本作で取上げた林芙美子の紀行文に、パンを売っていたポーランド人が登場する。その同一人物が、林芙美子と殆ど同時期にサハリンを訪ねたポーランド人が綴った文章にも登場するのだという。そのポーランド人は、流刑で入ったサハリンでアイヌの研究を進めたというピウスツキについて調査をしていたのだという。第1次大戦後の独立ポーランドの指導者であった人物の実兄としても知られる。そのピウスツキは地元の女性と暮らし、子どもも設けたのだが、諸般の事情で彼らを残してサハリンを離れて、後にパリで客死してしまっていた。林芙美子と同じポーランド人に出会ったという人物は、そのピウスツキと暮らしたアイヌの女性や子どもについて調べようとしていたのだという。

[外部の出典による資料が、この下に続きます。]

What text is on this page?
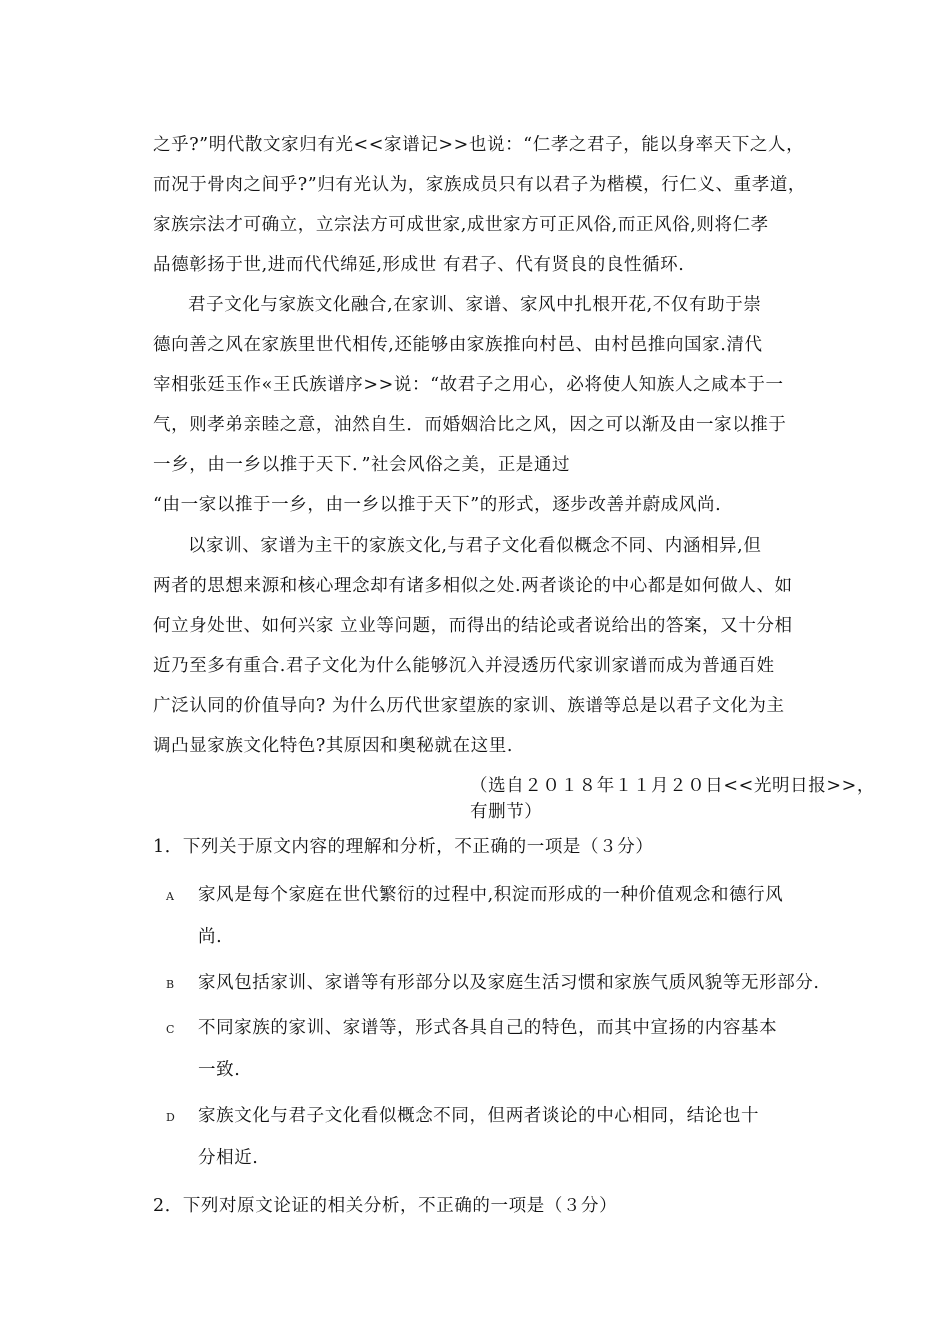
之乎?”明代散文家归有光<<家谱记>>也说：“仁孝之君子，能以身率天下之人，
而况于骨肉之间乎?”归有光认为，家族成员只有以君子为楷模，行仁义、重孝道，
家族宗法才可确立，立宗法方可成世家,成世家方可正风俗,而正风俗,则将仁孝
品德彰扬于世,进而代代绵延,形成世 有君子、代有贤良的良性循环.
君子文化与家族文化融合,在家训、家谱、家风中扎根开花,不仅有助于崇
德向善之风在家族里世代相传,还能够由家族推向村邑、由村邑推向国家.清代
宰相张廷玉作«王氏族谱序>>说：“故君子之用心，必将使人知族人之咸本于一
气，则孝弟亲睦之意，油然自生．而婚姻洽比之风，因之可以渐及由一家以推于
一乡，由一乡以推于天下．”社会风俗之美，正是通过
“由一家以推于一乡，由一乡以推于天下”的形式，逐步改善并蔚成风尚.
以家训、家谱为主干的家族文化,与君子文化看似概念不同、内涵相异,但
两者的思想来源和核心理念却有诸多相似之处.两者谈论的中心都是如何做人、如
何立身处世、如何兴家 立业等问题，而得出的结论或者说给出的答案，又十分相
近乃至多有重合.君子文化为什么能够沉入并浸透历代家训家谱而成为普通百姓
广泛认同的价值导向? 为什么历代世家望族的家训、族谱等总是以君子文化为主
调凸显家族文化特色?其原因和奥秘就在这里.
（选自２０１８年１１月２０日<<光明日报>>，
有删节）
1．下列关于原文内容的理解和分析，不正确的一项是（３分）
A 家风是每个家庭在世代繁衍的过程中,积淀而形成的一种价值观念和德行风
尚.
B 家风包括家训、家谱等有形部分以及家庭生活习惯和家族气质风貌等无形部分.
C 不同家族的家训、家谱等，形式各具自己的特色，而其中宣扬的内容基本
一致.
D 家族文化与君子文化看似概念不同，但两者谈论的中心相同，结论也十
分相近.
2．下列对原文论证的相关分析，不正确的一项是（３分）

そういうことで、著者はピウスツキに纏わる話題を掘り下げようと考えていたようだ。ところが2020年からは感染症の問題で国外との往来が実質的に禁じられたようになり、2022年以降は事情でロシア渡航が困難になってしまい、サハリン取材は何時になったら出来るのか、見通しが立たなくなってしまったと在った。
勝手に思うのだが、著者のサハリン取材ももっと回が重ねられると、「今、この時の旅」という内容も増えるかもしれない。如何なって行くのか判らないのだが。また、チェーホフの足跡というようなことであれば、ノグリキへ向かう列車の途中駅であるティモフスコエからバスで訪ねるアレクサンドロフスク・サハリンスキーが面白いと思う。帝政期や、ロシア革命後の日本軍による「保障占領」という時期のイメージが拡がることであろう。本書にも「保障占領」に関連の話題は在った。
「旅」に関しては、恐らく旅人の数だけその姿が在る筈だ。「今、この時の旅」も、「時空を超えて思索する旅」も、その他に様々なモノが在るのであろう。本書に触れてそんなことも思った。
何れにしても色々な意味で興味深い力作だ。御薦めしたい。